I’m monitoring my skin as it seems to be improving now I am off the medication I’d been on for the last three years. If that continues to improve I will share the details another day.

So! Onwards and upwards! May the little capsule beat my thyroid into shape and may I again be full of energy!

Edit November 20: Yippee! I can go swimming today! All the FAQs didn’t cover swimming without contaminating the pool, or returning to the gym. First thing this morning I called Nuclear Med. I can swim today, gym in two more days. Capsule day is Day 0, today is Day 3, gym will be Day 5.

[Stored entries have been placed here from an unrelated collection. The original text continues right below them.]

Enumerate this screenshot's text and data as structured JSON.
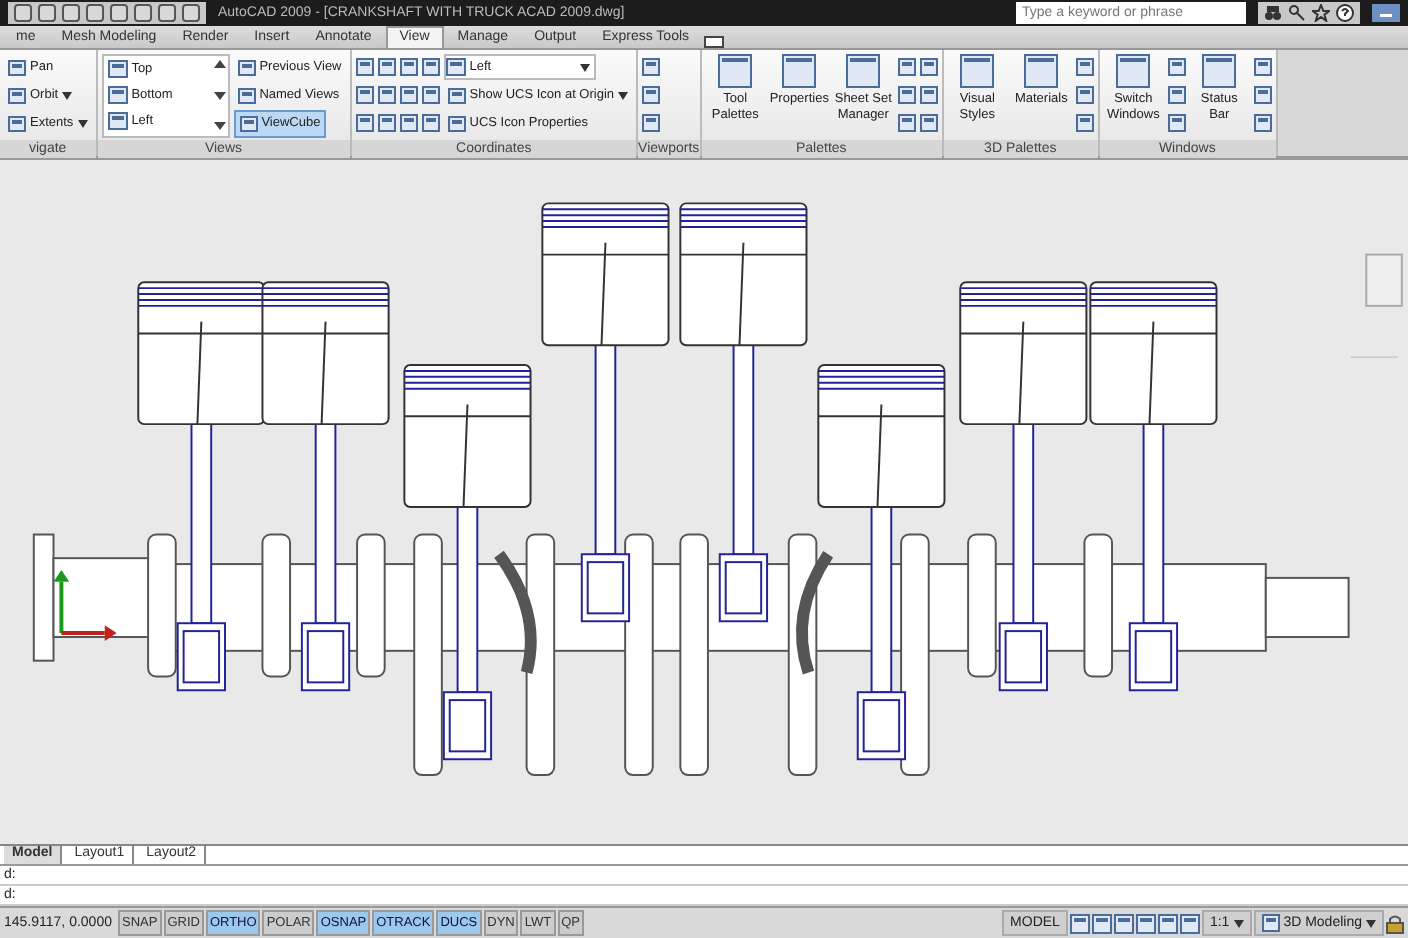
{
  "window": {
    "title": "AutoCAD 2009 - [CRANKSHAFT WITH TRUCK ACAD 2009.dwg]"
  },
  "search": {
    "placeholder": "Type a keyword or phrase"
  },
  "ribbon": {
    "tabs": [
      {
        "label": "me",
        "selected": false
      },
      {
        "label": "Mesh Modeling",
        "selected": false
      },
      {
        "label": "Render",
        "selected": false
      },
      {
        "label": "Insert",
        "selected": false
      },
      {
        "label": "Annotate",
        "selected": false
      },
      {
        "label": "View",
        "selected": true
      },
      {
        "label": "Manage",
        "selected": false
      },
      {
        "label": "Output",
        "selected": false
      },
      {
        "label": "Express Tools",
        "selected": false
      }
    ],
    "panels": [
      {
        "title": "vigate",
        "items": [
          {
            "kind": "small",
            "label": "Pan",
            "menu": false,
            "selected": false
          },
          {
            "kind": "small",
            "label": "Orbit",
            "menu": true,
            "selected": false
          },
          {
            "kind": "small",
            "label": "Extents",
            "menu": true,
            "selected": false
          }
        ]
      },
      {
        "title": "Views",
        "items": [
          {
            "kind": "list",
            "entries": [
              "Top",
              "Bottom",
              "Left"
            ]
          },
          {
            "kind": "small",
            "label": "Previous View",
            "menu": false,
            "selected": false
          },
          {
            "kind": "small",
            "label": "Named Views",
            "menu": false,
            "selected": false
          },
          {
            "kind": "small",
            "label": "ViewCube",
            "menu": false,
            "selected": true
          }
        ]
      },
      {
        "title": "Coordinates",
        "items": [
          {
            "kind": "icon"
          },
          {
            "kind": "icon"
          },
          {
            "kind": "icon"
          },
          {
            "kind": "icon"
          },
          {
            "kind": "icon"
          },
          {
            "kind": "icon"
          },
          {
            "kind": "icon"
          },
          {
            "kind": "icon"
          },
          {
            "kind": "icon"
          },
          {
            "kind": "icon"
          },
          {
            "kind": "icon"
          },
          {
            "kind": "icon"
          },
          {
            "kind": "select",
            "label": "Left"
          },
          {
            "kind": "small",
            "label": "Show UCS Icon at Origin",
            "menu": true,
            "selected": false
          },
          {
            "kind": "small",
            "label": "UCS Icon Properties",
            "menu": false,
            "selected": false
          }
        ]
      },
      {
        "title": "Viewports",
        "items": [
          {
            "kind": "icon"
          },
          {
            "kind": "icon"
          },
          {
            "kind": "icon"
          }
        ]
      },
      {
        "title": "Palettes",
        "items": [
          {
            "kind": "large",
            "label": "Tool Palettes"
          },
          {
            "kind": "large",
            "label": "Properties"
          },
          {
            "kind": "large",
            "label": "Sheet Set Manager"
          },
          {
            "kind": "icon"
          },
          {
            "kind": "icon"
          },
          {
            "kind": "icon"
          },
          {
            "kind": "icon"
          },
          {
            "kind": "icon"
          },
          {
            "kind": "icon"
          }
        ]
      },
      {
        "title": "3D Palettes",
        "items": [
          {
            "kind": "large",
            "label": "Visual Styles"
          },
          {
            "kind": "large",
            "label": "Materials"
          },
          {
            "kind": "icon"
          },
          {
            "kind": "icon"
          },
          {
            "kind": "icon"
          }
        ]
      },
      {
        "title": "Windows",
        "items": [
          {
            "kind": "large",
            "label": "Switch Windows"
          },
          {
            "kind": "icon"
          },
          {
            "kind": "icon"
          },
          {
            "kind": "icon"
          },
          {
            "kind": "large",
            "label": "Status Bar"
          },
          {
            "kind": "icon"
          },
          {
            "kind": "icon"
          },
          {
            "kind": "icon"
          }
        ]
      }
    ]
  },
  "layout_tabs": [
    {
      "label": "Model",
      "selected": true
    },
    {
      "label": "Layout1",
      "selected": false
    },
    {
      "label": "Layout2",
      "selected": false
    }
  ],
  "command_lines": [
    "d:",
    "d:"
  ],
  "status_bar": {
    "coordinates": "145.9117, 0.0000",
    "toggles": [
      {
        "label": "SNAP",
        "on": false
      },
      {
        "label": "GRID",
        "on": false
      },
      {
        "label": "ORTHO",
        "on": true
      },
      {
        "label": "POLAR",
        "on": false
      },
      {
        "label": "OSNAP",
        "on": true
      },
      {
        "label": "OTRACK",
        "on": true
      },
      {
        "label": "DUCS",
        "on": true
      },
      {
        "label": "DYN",
        "on": false
      },
      {
        "label": "LWT",
        "on": false
      },
      {
        "label": "QP",
        "on": false
      }
    ],
    "space": "MODEL",
    "scale": "1:1",
    "workspace": "3D Modeling"
  }
}
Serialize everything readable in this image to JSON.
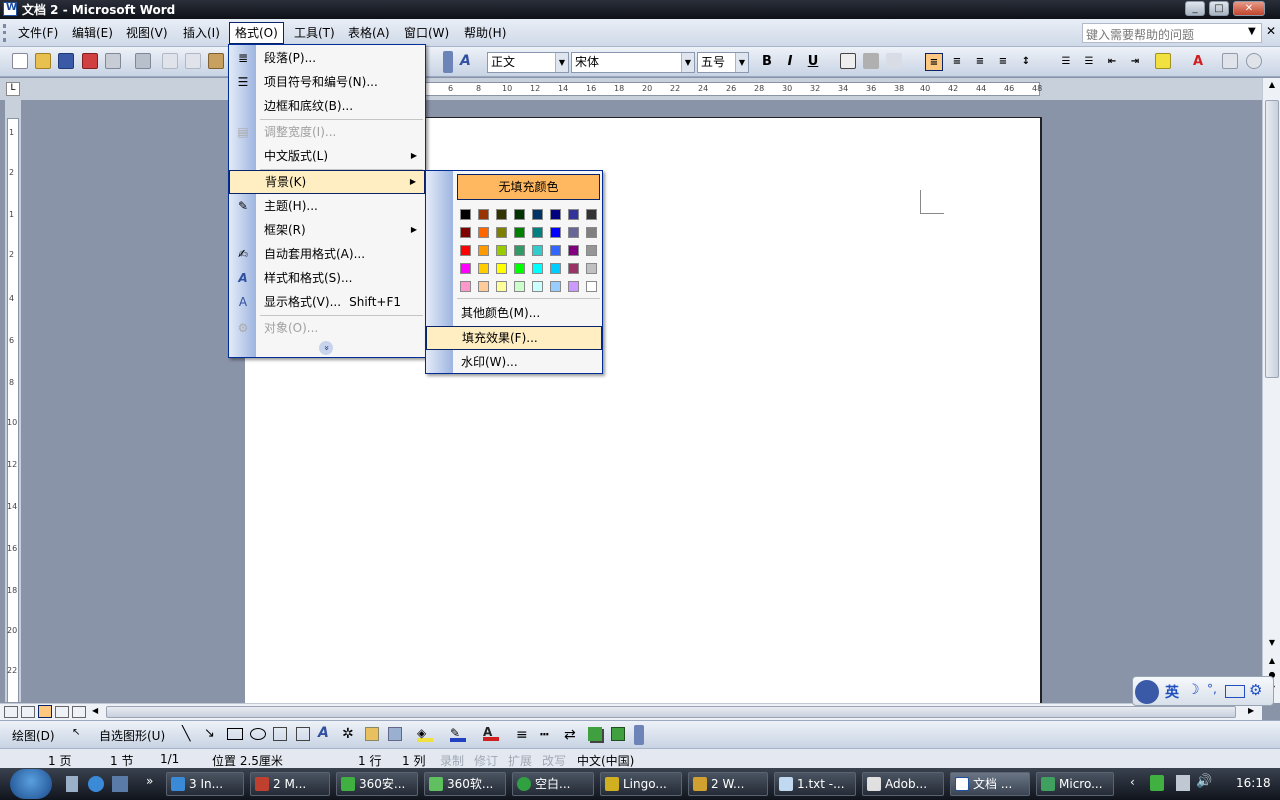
{
  "titlebar": {
    "title": "文档 2 - Microsoft Word",
    "min": "_",
    "max": "□",
    "close": "✕"
  },
  "menubar": {
    "items": [
      "文件(F)",
      "编辑(E)",
      "视图(V)",
      "插入(I)",
      "格式(O)",
      "工具(T)",
      "表格(A)",
      "窗口(W)",
      "帮助(H)"
    ],
    "help_placeholder": "键入需要帮助的问题"
  },
  "toolbar": {
    "style": "正文",
    "font": "宋体",
    "size": "五号",
    "bold": "B",
    "italic": "I",
    "underline": "U"
  },
  "ruler": {
    "ticks": [
      "6",
      "8",
      "10",
      "12",
      "14",
      "16",
      "18",
      "20",
      "22",
      "24",
      "26",
      "28",
      "30",
      "32",
      "34",
      "36",
      "38",
      "40",
      "42",
      "44",
      "46",
      "48"
    ],
    "vticks": [
      "1",
      "2",
      "1",
      "2",
      "4",
      "6",
      "8",
      "10",
      "12",
      "14",
      "16",
      "18",
      "20",
      "22"
    ]
  },
  "format_menu": {
    "items": [
      {
        "label": "段落(P)...",
        "icon": "paragraph-icon"
      },
      {
        "label": "项目符号和编号(N)...",
        "icon": "list-icon"
      },
      {
        "label": "边框和底纹(B)..."
      },
      {
        "label": "调整宽度(I)...",
        "disabled": true
      },
      {
        "label": "中文版式(L)",
        "submenu": true
      },
      {
        "label": "背景(K)",
        "submenu": true,
        "highlighted": true
      },
      {
        "label": "主题(H)..."
      },
      {
        "label": "框架(R)",
        "submenu": true
      },
      {
        "label": "自动套用格式(A)..."
      },
      {
        "label": "样式和格式(S)..."
      },
      {
        "label": "显示格式(V)...",
        "shortcut": "Shift+F1"
      },
      {
        "label": "对象(O)...",
        "disabled": true
      }
    ],
    "expand": "»"
  },
  "background_menu": {
    "no_fill": "无填充颜色",
    "colors": [
      [
        "#000000",
        "#993300",
        "#333300",
        "#003300",
        "#003366",
        "#000080",
        "#333399",
        "#333333"
      ],
      [
        "#800000",
        "#ff6600",
        "#808000",
        "#008000",
        "#008080",
        "#0000ff",
        "#666699",
        "#808080"
      ],
      [
        "#ff0000",
        "#ff9900",
        "#99cc00",
        "#339966",
        "#33cccc",
        "#3366ff",
        "#800080",
        "#969696"
      ],
      [
        "#ff00ff",
        "#ffcc00",
        "#ffff00",
        "#00ff00",
        "#00ffff",
        "#00ccff",
        "#993366",
        "#c0c0c0"
      ],
      [
        "#ff99cc",
        "#ffcc99",
        "#ffff99",
        "#ccffcc",
        "#ccffff",
        "#99ccff",
        "#cc99ff",
        "#ffffff"
      ]
    ],
    "more_colors": "其他颜色(M)...",
    "fill_effects": "填充效果(F)...",
    "watermark": "水印(W)..."
  },
  "drawbar": {
    "draw": "绘图(D)",
    "autoshapes": "自选图形(U)"
  },
  "statusbar": {
    "page": "1 页",
    "section": "1 节",
    "pages": "1/1",
    "position": "位置 2.5厘米",
    "line": "1 行",
    "col": "1 列",
    "rec": "录制",
    "trk": "修订",
    "ext": "扩展",
    "ovr": "改写",
    "lang": "中文(中国)"
  },
  "taskbar": {
    "tasks": [
      "3 In...",
      "2 M...",
      "360安...",
      "360软...",
      "空白...",
      "Lingo...",
      "2 W...",
      "1.txt -...",
      "Adob...",
      "文档 ...",
      "Micro..."
    ],
    "clock": "16:18",
    "ime": "英"
  }
}
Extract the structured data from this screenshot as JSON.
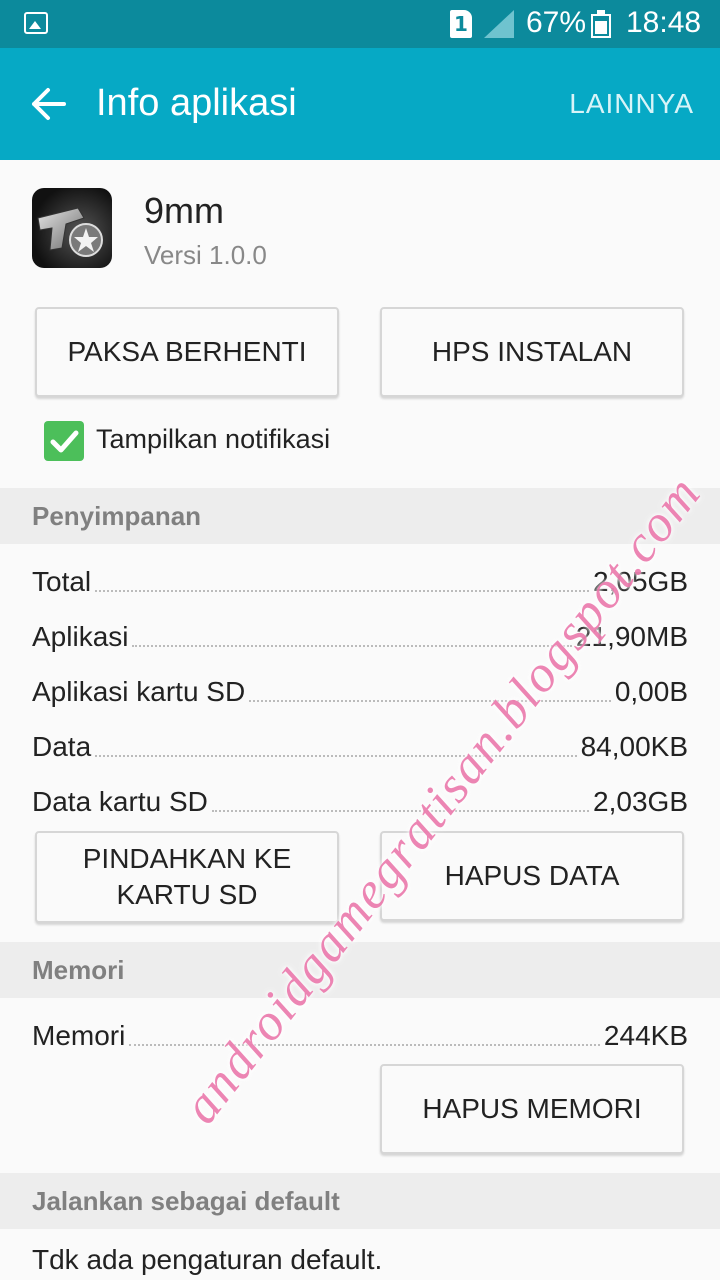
{
  "status_bar": {
    "sim_number": "1",
    "battery_percent": "67%",
    "battery_level": 0.67,
    "time": "18:48",
    "icons": [
      "image-notification-icon",
      "sim-1-icon",
      "signal-icon",
      "battery-icon"
    ]
  },
  "app_bar": {
    "title": "Info aplikasi",
    "more_label": "LAINNYA",
    "background_color": "#06a9c5"
  },
  "app": {
    "name": "9mm",
    "version": "Versi 1.0.0"
  },
  "actions": {
    "force_stop": "PAKSA BERHENTI",
    "uninstall": "HPS INSTALAN"
  },
  "notifications": {
    "label": "Tampilkan notifikasi",
    "checked": true,
    "check_color": "#4cbf5a"
  },
  "storage": {
    "header": "Penyimpanan",
    "rows": [
      {
        "label": "Total",
        "value": "2,05GB"
      },
      {
        "label": "Aplikasi",
        "value": "21,90MB"
      },
      {
        "label": "Aplikasi kartu SD",
        "value": "0,00B"
      },
      {
        "label": "Data",
        "value": "84,00KB"
      },
      {
        "label": "Data kartu SD",
        "value": "2,03GB"
      }
    ],
    "move_button": "PINDAHKAN KE KARTU SD",
    "clear_data_button": "HAPUS DATA"
  },
  "memory": {
    "header": "Memori",
    "row": {
      "label": "Memori",
      "value": "244KB"
    },
    "clear_button": "HAPUS MEMORI"
  },
  "defaults": {
    "header": "Jalankan sebagai default",
    "text": "Tdk ada pengaturan default."
  },
  "watermark": {
    "text": "androidgamegratisan.blogspot.com"
  }
}
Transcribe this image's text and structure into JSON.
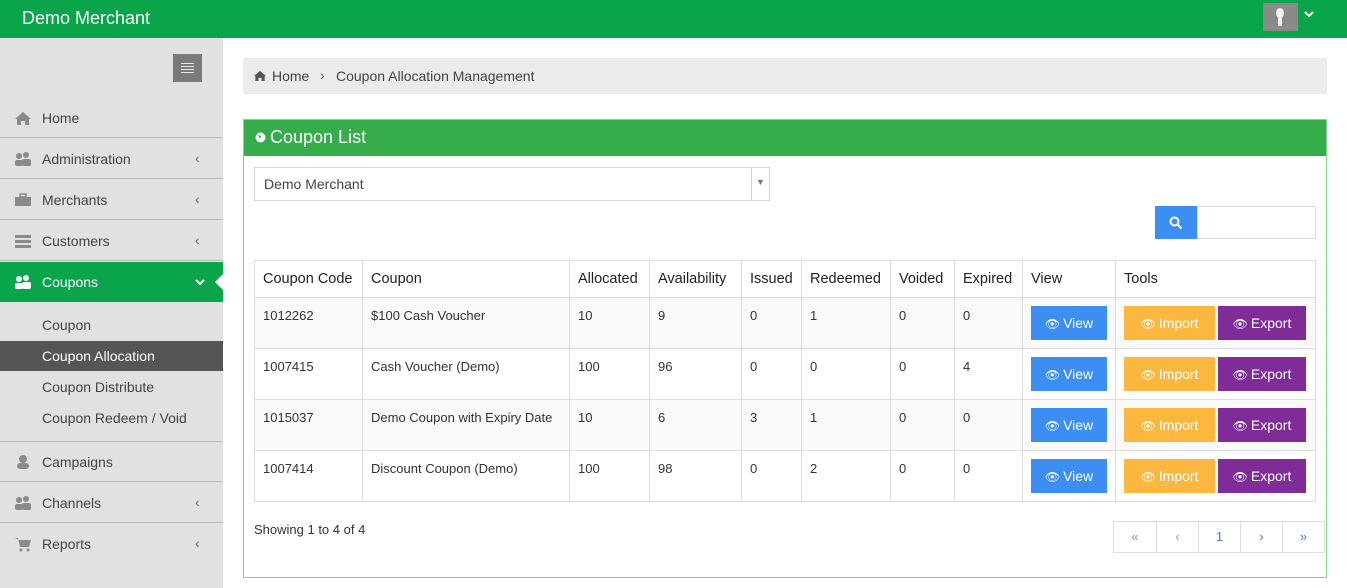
{
  "app": {
    "brand": "Demo Merchant"
  },
  "sidebar": {
    "items": [
      {
        "label": "Home",
        "icon": "home-icon",
        "has_chevron": false
      },
      {
        "label": "Administration",
        "icon": "users-icon",
        "has_chevron": true
      },
      {
        "label": "Merchants",
        "icon": "briefcase-icon",
        "has_chevron": true
      },
      {
        "label": "Customers",
        "icon": "list-icon",
        "has_chevron": true
      },
      {
        "label": "Coupons",
        "icon": "users-icon",
        "has_chevron": true,
        "active": true
      },
      {
        "label": "Campaigns",
        "icon": "user-icon",
        "has_chevron": false
      },
      {
        "label": "Channels",
        "icon": "users-icon",
        "has_chevron": true
      },
      {
        "label": "Reports",
        "icon": "cart-icon",
        "has_chevron": true
      }
    ],
    "sub_items": [
      {
        "label": "Coupon"
      },
      {
        "label": "Coupon Allocation",
        "active": true
      },
      {
        "label": "Coupon Distribute"
      },
      {
        "label": "Coupon Redeem / Void"
      }
    ]
  },
  "breadcrumb": {
    "home": "Home",
    "separator": "›",
    "current": "Coupon Allocation Management"
  },
  "panel": {
    "title": "Coupon List"
  },
  "filter": {
    "merchant_value": "Demo Merchant",
    "arrow": "▼"
  },
  "search": {
    "placeholder": ""
  },
  "table": {
    "headers": [
      "Coupon Code",
      "Coupon",
      "Allocated",
      "Availability",
      "Issued",
      "Redeemed",
      "Voided",
      "Expired",
      "View",
      "Tools"
    ],
    "rows": [
      {
        "code": "1012262",
        "coupon": "$100 Cash Voucher",
        "allocated": "10",
        "availability": "9",
        "issued": "0",
        "redeemed": "1",
        "voided": "0",
        "expired": "0"
      },
      {
        "code": "1007415",
        "coupon": "Cash Voucher (Demo)",
        "allocated": "100",
        "availability": "96",
        "issued": "0",
        "redeemed": "0",
        "voided": "0",
        "expired": "4"
      },
      {
        "code": "1015037",
        "coupon": "Demo Coupon with Expiry Date",
        "allocated": "10",
        "availability": "6",
        "issued": "3",
        "redeemed": "1",
        "voided": "0",
        "expired": "0"
      },
      {
        "code": "1007414",
        "coupon": "Discount Coupon (Demo)",
        "allocated": "100",
        "availability": "98",
        "issued": "0",
        "redeemed": "2",
        "voided": "0",
        "expired": "0"
      }
    ],
    "view_label": "View",
    "import_label": "Import",
    "export_label": "Export"
  },
  "footer": {
    "showing": "Showing 1 to 4 of 4"
  },
  "pager": {
    "first": "«",
    "prev": "‹",
    "page": "1",
    "next": "›",
    "last": "»"
  },
  "colors": {
    "topbar": "#0aa54a",
    "panel_head": "#36ac4a",
    "view": "#3c8ef3",
    "import": "#fcb73f",
    "export": "#7f2c99"
  }
}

Edit November 28: I may perhaps have been a little exuberant! Then again, that IS me. This week has been challenging – a lot of the time I feel fine, then the lightheadedness/nausea will overcome me. Some days have been worse than others. Yes, I have anti-nausea medication. Yesterday I gave in and rang my endocrinologist who has recommended I go back on my thyroid medication at half the dose I was previously on. My blood test yesterday showed my TSH was very low.

If I am not improved by next week, we will start looking for other causes. I still feel fine most of the time, it is just this darn lightheadedness/nausea that is a problem. I am also heat intolerant, probably due to the Grave’s Disease, and this last week has been around 33 degrees Celsius. We had a cooler day yesterday and then back up to 29 today. I think this has complicated the whole thing!

How I am feeling may well be unrelated to having stopped the thyroid medication in preparation for this treatment, but given it is the one thing that has changed, we have to go through the process of elimination.

Again I stress everyone’s experience will be different. I certainly can’t complain too much, I’ve been walking and swimming, just not as much as usual. I think that’s OK given the circumstances! By yesterday I had been off medication for 22 days and the radioiodine just doesn’t work that fast (unfortunately).

I am back to work tomorrow and hope to manage a full day. Fingers crossed.

This article is written specifically from the patient perspective and should not be interpreted as any form of medical advice.